First-Line Management of Hypertension
Lifestyle modification is the first line of antihypertensive treatment for all patients with hypertension, followed by pharmacological therapy when blood pressure remains ≥140/90 mmHg despite lifestyle changes. 1, 2
Lifestyle Modifications
Lifestyle modifications are essential and should include:
- Salt reduction: Limit to approximately 2g sodium per day (equivalent to 5g salt)
- Healthy diet: Follow DASH or Mediterranean diet rich in fruits, vegetables, whole grains, and low-fat dairy products
- Weight management: Target healthy BMI (20-25 kg/m²) and waist circumference (<94 cm in men, <80 cm in women)
- Physical activity: At least 150 minutes/week of moderate-intensity aerobic exercise (30 min, 5-7 days/week) plus resistance training 2-3 times/week
- Alcohol moderation: Maximum 100g/week of pure alcohol (approximately 7-12 standard drinks)
- Smoking cessation: Complete cessation of tobacco use
These lifestyle interventions can reduce blood pressure by 5-10 mmHg and enhance the effects of pharmacological treatment 1, 2.
Pharmacological Therapy
When lifestyle modifications alone are insufficient to achieve blood pressure control:
First-line medications include:
- ACE inhibitors (e.g., enalapril)
- Angiotensin receptor blockers (ARBs) (e.g., candesartan)
- Calcium channel blockers (CCBs) (e.g., amlodipine)

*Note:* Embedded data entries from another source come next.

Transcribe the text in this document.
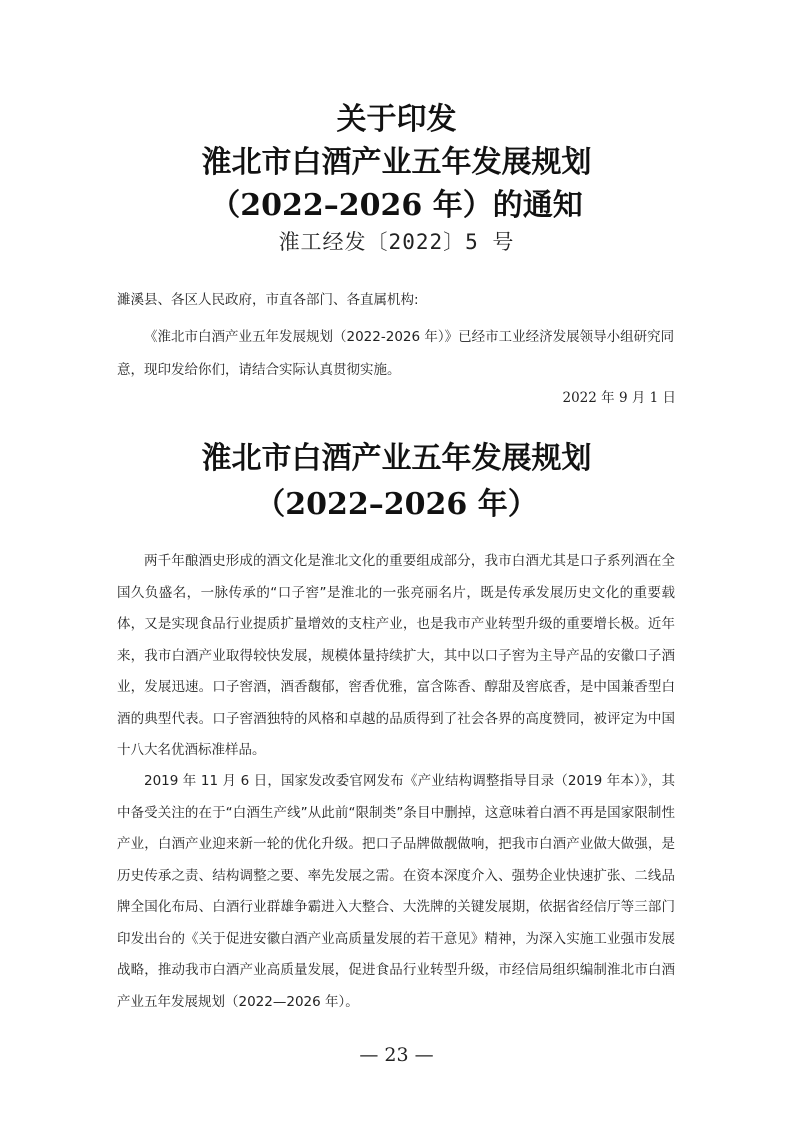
关于印发
淮北市白酒产业五年发展规划
（2022–2026 年）的通知
淮工经发〔2022〕5 号
濉溪县、各区人民政府，市直各部门、各直属机构:
《淮北市白酒产业五年发展规划（2022-2026 年）》已经市工业经济发展领导小组研究同意，现印发给你们，请结合实际认真贯彻实施。
2022 年 9 月 1 日
淮北市白酒产业五年发展规划
（2022–2026 年）
两千年酿酒史形成的酒文化是淮北文化的重要组成部分，我市白酒尤其是口子系列酒在全国久负盛名，一脉传承的“口子窖”是淮北的一张亮丽名片，既是传承发展历史文化的重要载体，又是实现食品行业提质扩量增效的支柱产业，也是我市产业转型升级的重要增长极。近年来，我市白酒产业取得较快发展，规模体量持续扩大，其中以口子窖为主导产品的安徽口子酒业，发展迅速。口子窖酒，酒香馥郁，窖香优雅，富含陈香、醇甜及窖底香，是中国兼香型白酒的典型代表。口子窖酒独特的风格和卓越的品质得到了社会各界的高度赞同，被评定为中国十八大名优酒标准样品。
2019 年 11 月 6 日，国家发改委官网发布《产业结构调整指导目录（2019 年本）》，其中备受关注的在于“白酒生产线”从此前“限制类”条目中删掉，这意味着白酒不再是国家限制性产业，白酒产业迎来新一轮的优化升级。把口子品牌做靓做响，把我市白酒产业做大做强，是历史传承之责、结构调整之要、率先发展之需。在资本深度介入、强势企业快速扩张、二线品牌全国化布局、白酒行业群雄争霸进入大整合、大洗牌的关键发展期，依据省经信厅等三部门印发出台的《关于促进安徽白酒产业高质量发展的若干意见》精神，为深入实施工业强市发展战略，推动我市白酒产业高质量发展，促进食品行业转型升级，市经信局组织编制淮北市白酒产业五年发展规划（2022—2026 年）。
— 23 —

- Thiazide or thiazide-like diuretics (e.g., hydrochlorothiazide, chlorthalidone)
Treatment thresholds:
- Initiate pharmacological therapy when BP ≥140/90 mmHg for most patients
- Consider earlier initiation (BP 130-139/80-89 mmHg) for high-risk patients (10-year CVD risk ≥10%)
Treatment targets:
- <130/80 mmHg for adults under 65 years
- 120-129 mmHg systolic for adults ≥65 years (if tolerated)
Special Considerations
- Combination therapy: More than 70% of hypertensive patients will eventually require at least two antihypertensive agents for adequate blood pressure control 2
- Renal disease: ACE inhibitors or ARBs are preferred first-line agents in patients with albuminuria (≥30 mg/g creatinine) 1
- Race: Black patients may benefit from calcium channel blockers as first-line therapy 2
- Elderly patients: More gradual dose titration with careful monitoring for orthostatic hypotension 2
Common Pitfalls
- Inadequate lifestyle counseling: Many clinicians underemphasize the importance of lifestyle modifications
- Therapeutic inertia: Failing to intensify treatment when blood pressure goals are not met
- Medication combinations: Never combine ACE inhibitors with ARBs due to increased risk of hyperkalemia and acute kidney injury without added benefit 2
- Monitoring: Failing to monitor renal function and electrolytes when using ACE inhibitors or ARBs 2
- Adherence: Poor medication adherence affects 10-80% of hypertensive patients and is a key driver of suboptimal BP control 1
Follow-up
- Follow up within 2-4 weeks after starting or changing medications
- Monitor blood pressure, renal function, and electrolytes regularly
- For patients on ACE inhibitors, ARBs, or diuretics, check serum creatinine/eGFR and potassium at least annually 1, 2
Remember that lifestyle modifications should be continued even when blood pressure-lowering medications are prescribed, as they enhance the efficacy of pharmacological therapy and provide additional cardiovascular benefits 2, 3.